How can both be true? Boonin distinguishes identity from the right to life. You are the same being you were as an embryo, he says, but you did not then possess the same right to life you have now. We already assign some rights by developmental stage—a two-year-old has no right to vote or drive—so why not the right to life as well? What grounds that right, for Boonin, is having immediately exercisable desires, which he ties to organized cortical brain activity beginning around week twenty-eight. Before that, the human being exists and is identical to his later self, but lacks the right to life.

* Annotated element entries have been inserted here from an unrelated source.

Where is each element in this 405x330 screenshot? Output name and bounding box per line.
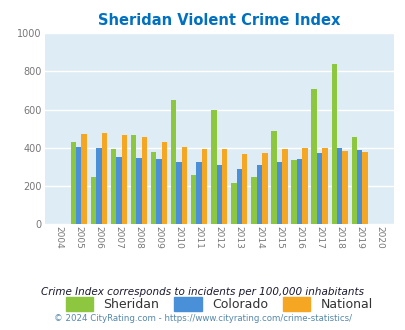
Bar: [191, 175, 196, 224]
Bar: [96, 148, 101, 224]
Bar: [211, 110, 216, 224]
Bar: [356, 150, 362, 224]
Text: Crime Index corresponds to incidents per 100,000 inhabitants: Crime Index corresponds to incidents per…: [41, 287, 364, 297]
Bar: [101, 134, 107, 224]
Bar: [136, 158, 141, 224]
Bar: [90, 177, 96, 224]
Bar: [322, 148, 327, 224]
Bar: [301, 148, 307, 224]
Bar: [181, 147, 187, 224]
Bar: [251, 177, 256, 224]
Bar: [76, 147, 81, 224]
Bar: [222, 149, 227, 224]
Bar: [262, 152, 267, 224]
Bar: [116, 157, 121, 224]
Bar: [311, 88, 316, 224]
Bar: [351, 137, 356, 224]
Bar: [156, 159, 161, 224]
Bar: [151, 152, 156, 224]
Bar: [281, 149, 287, 224]
Bar: [362, 152, 367, 224]
Bar: [141, 137, 147, 224]
Bar: [296, 159, 301, 224]
Bar: [336, 148, 341, 224]
Bar: [176, 162, 181, 224]
Bar: [196, 162, 201, 224]
Bar: [161, 142, 167, 224]
Bar: [201, 149, 207, 224]
Bar: [111, 149, 116, 224]
Bar: [70, 142, 76, 224]
Text: © 2024 CityRating.com - https://www.cityrating.com/crime-statistics/: © 2024 CityRating.com - https://www.city…: [54, 314, 351, 323]
Bar: [291, 160, 296, 224]
Legend: Sheridan, Colorado, National: Sheridan, Colorado, National: [61, 292, 377, 316]
Bar: [81, 134, 87, 224]
Bar: [230, 183, 236, 224]
Bar: [122, 135, 127, 224]
Bar: [171, 100, 176, 224]
Bar: [216, 165, 222, 224]
Bar: [271, 131, 276, 224]
Bar: [276, 162, 281, 224]
Bar: [236, 169, 241, 224]
Bar: [331, 64, 336, 224]
Bar: [256, 165, 262, 224]
Title: Sheridan Violent Crime Index: Sheridan Violent Crime Index: [98, 13, 339, 28]
Bar: [241, 153, 247, 224]
Bar: [130, 135, 136, 224]
Bar: [316, 152, 322, 224]
Bar: [341, 151, 347, 224]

Here too the argument falters. We can question whether desires are an adequate foundation for the right to life at all. A slave can be conditioned not to desire his freedom, yet he remains entitled to it in virtue of the kind of being he is. Children may not desire good nutrition or education, but they are owed them all the same. Imagine a man who damages the very part of his brain responsible for desire in an accident—does he forfeit his right to life because he no longer desires anything? Borrowing an example from Frank Beckwith, imagine a physician who surgically alters a developing fetus so that it never forms desires; if that child is killed at age five for his organs, are we to say no wrong was done because he desired nothing? Or consider a person who, through discipline, reaches a state of desiring nothing at all. Has he stopped being a person with a right to life? Surely not.
The Common Thread
Giubilini, Minerva, and Boonin arrive at their conclusions by different roads—one grounded in identity, the other in rights—but the conclusions converge, and both are deadly. What unites them is the attempt to make human value contingent on traits that none of us share equally and that come and go across a lifetime: the capacity to value one’s existence, to hold desires, to experience harm. Tie human worth to accidental capacities, and human worth becomes negotiable.
The pro-life answer is not to deny that the fetus and the newborn are alike. It is to insist that they are alike in the way that matters most: both are living human beings, and human beings are valuable by nature, not by function. That is a claim these arguments cannot defeat—but it is one we must be equipped to defend.